Surviving Spouse Corner: Planning for the Future

(This article originally appeared in MOAA's Council and Chapter News update, which is delivered monthly in The MOAA Newsletter. Read the latest Council and Chapter News here.)

By Anne Hartline, chair, Surviving Spouse Advisory Council

Planning for the future includes having financial affairs in order, sharing your personal affairs with your family, and keeping important documents together in an accessible place. Discussing information about handling business after your death is one of life’s most difficult tasks. However, making preparations and sharing with your spouse, children, or the executor of your estate is a priceless gift. Frequently, spouses have the perspective that sharing this information would burden their loved one. However, avoiding these preparations creates a cruel weight that can cause much anxiety at a most difficult time.
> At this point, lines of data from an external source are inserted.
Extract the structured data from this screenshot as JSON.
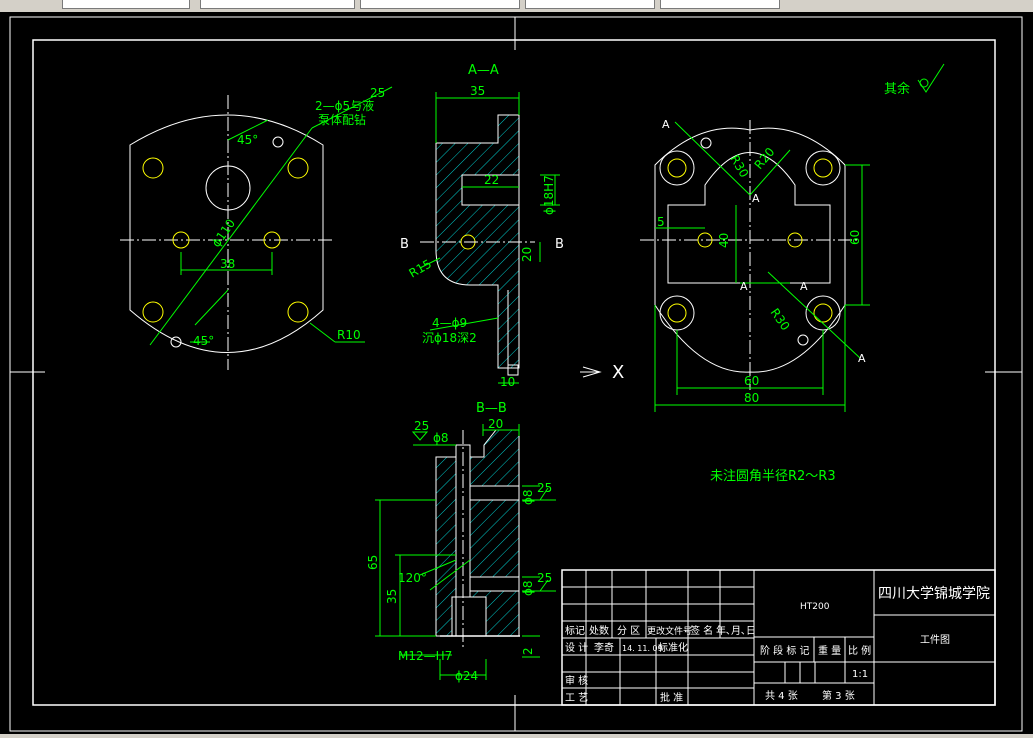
{
  "colors": {
    "background": "#000000",
    "lines": "#ffffff",
    "dimensions": "#00ff00",
    "centerlines": "#ffffff",
    "holes": "#ffff00",
    "hatch": "#00ffff"
  },
  "views": {
    "section_aa_title": "A—A",
    "section_bb_title": "B—B",
    "view_marker_x": "X",
    "cut_label_a": "A",
    "cut_label_b": "B"
  },
  "notes": {
    "surface_finish": "其余",
    "fillet_note": "未注圆角半径R2～R3"
  },
  "front_view": {
    "leader_holes": "2—ϕ5与液",
    "leader_holes_2": "泵体配钻",
    "roughness_top": "25",
    "angle_top": "45°",
    "angle_bottom": "45°",
    "diameter_pcd": "ϕ110",
    "dim_38": "38",
    "radius_r10": "R10"
  },
  "section_aa": {
    "dim_35": "35",
    "dim_22": "22",
    "dim_18h7": "ϕ18H7",
    "dim_20": "20",
    "dim_r15": "R15",
    "leader_holes": "4—ϕ9",
    "leader_holes_2": "沉ϕ18深2",
    "dim_10": "10"
  },
  "right_view": {
    "dim_r30_top": "R30",
    "dim_r20": "R20",
    "dim_5": "5",
    "dim_40": "40",
    "dim_60_vertical": "60",
    "dim_r30_bottom": "R30",
    "dim_60": "60",
    "dim_80": "80"
  },
  "section_bb": {
    "roughness_1": "25",
    "dim_phi8_top": "ϕ8",
    "dim_20": "20",
    "roughness_2": "25",
    "dim_phi8_mid": "ϕ8",
    "dim_65": "65",
    "angle_120": "120°",
    "dim_35": "35",
    "roughness_3": "25",
    "dim_phi8_low": "ϕ8",
    "thread": "M12—H7",
    "dim_2": "2",
    "dim_phi24": "ϕ24"
  },
  "title_block": {
    "material": "HT200",
    "school": "四川大学锦城学院",
    "drawing_name": "工件图",
    "hdr_mark": "标记",
    "hdr_count": "处数",
    "hdr_zone": "分 区",
    "hdr_change": "更改文件号",
    "hdr_sign": "签 名",
    "hdr_date": "年､月､日",
    "design": "设 计",
    "designer": "李奇",
    "design_date": "14. 11. 09",
    "standard": "标准化",
    "review": "审 核",
    "process": "工 艺",
    "approve": "批 准",
    "stage_mark": "阶 段 标 记",
    "weight": "重 量",
    "scale_label": "比 例",
    "scale": "1:1",
    "total_sheets": "共 4 张",
    "sheet_no": "第 3 张"
  }
}
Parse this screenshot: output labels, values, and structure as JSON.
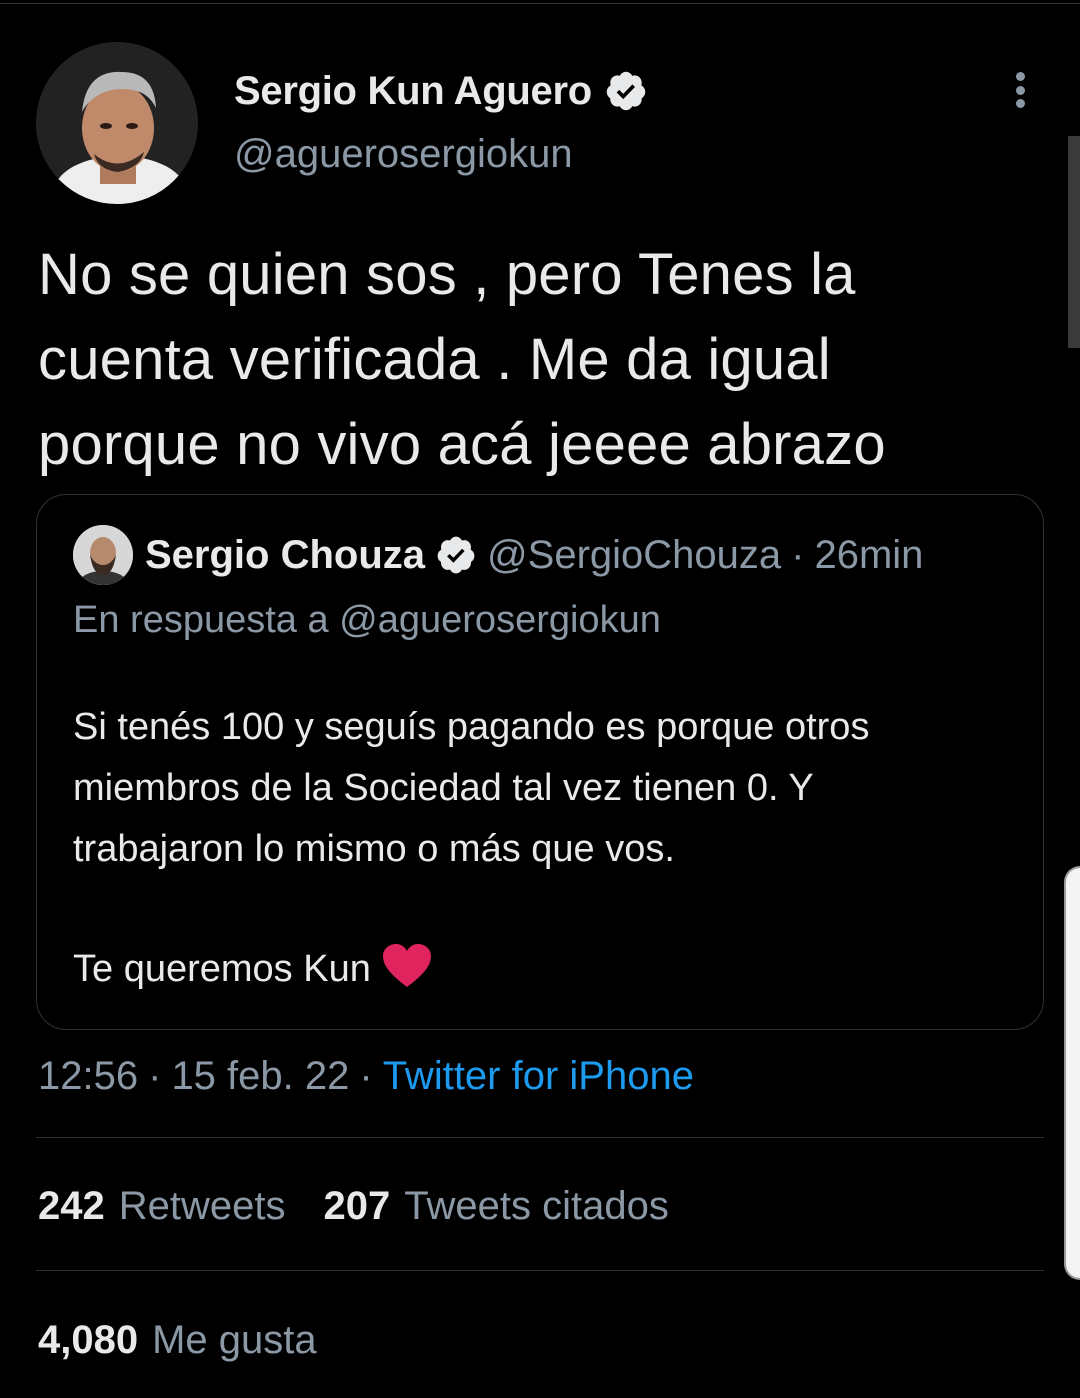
{
  "tweet": {
    "author": {
      "display_name": "Sergio Kun Aguero",
      "handle": "@aguerosergiokun",
      "verified_icon": "verified-badge-icon"
    },
    "text_lines": [
      "No se quien sos , pero Tenes la",
      "cuenta verificada . Me da igual",
      "porque no vivo acá jeeee abrazo"
    ],
    "menu_icon": "more-vertical-icon"
  },
  "quoted_tweet": {
    "display_name": "Sergio Chouza",
    "handle": "@SergioChouza",
    "separator": "·",
    "time": "26min",
    "reply_to": "En respuesta a @aguerosergiokun",
    "lines": [
      "Si tenés 100 y seguís pagando es porque otros",
      "miembros de la Sociedad tal vez tienen 0. Y",
      "trabajaron lo mismo o más que vos."
    ],
    "closing": "Te queremos Kun",
    "emoji": "red-heart-icon"
  },
  "meta": {
    "time": "12:56",
    "sep1": "·",
    "date": "15 feb. 22",
    "sep2": "·",
    "source": "Twitter for iPhone"
  },
  "stats": {
    "retweets_count": "242",
    "retweets_label": "Retweets",
    "quotes_count": "207",
    "quotes_label": "Tweets citados",
    "likes_count": "4,080",
    "likes_label": "Me gusta"
  },
  "colors": {
    "background": "#000000",
    "text": "#e7e9ea",
    "muted": "#8b98a5",
    "link": "#1d9bf0",
    "border": "#2f3336",
    "heart": "#e0245e"
  }
}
MOAA has available several helpful publications that can be completed and shared with your family. Personal Affairs Action Guide: A Personal Inventory for Peace of Mind is a workbook for servicemembers with space to list details essential for smooth transitions for survivors. Survivor’s Planning Guide , also designed for filling in the blanks, was created for surviving spouses. These guides are available for download on MOAA’s website. Life and Premium members can order hard copies from MOAA. One of the benefits of membership in MOAA is the availability of its many publications.

In addition to income, other financial information is critical knowledge to provide for survivors. Some considerations include determining how much income will be required for your spouse to maintain your current lifestyle. Your spouse will not inherit any VA disability benefits you are receiving. If you have elected to purchase the Survivor Benefit Program, your surviving spouse will receive a maximum 55 percent of your retired pay. Consider your spouse’s personal sources of income and the penalties for being single, including possible increases in health insurance and a greater tax rate on Social Security. Examine life insurance policies for beneficiaries. If you have named a charity or another inheritor, consider whether your spouse might need that money to pay bills.

Step up! Plan and share information as a priceless gift to your spouse and family!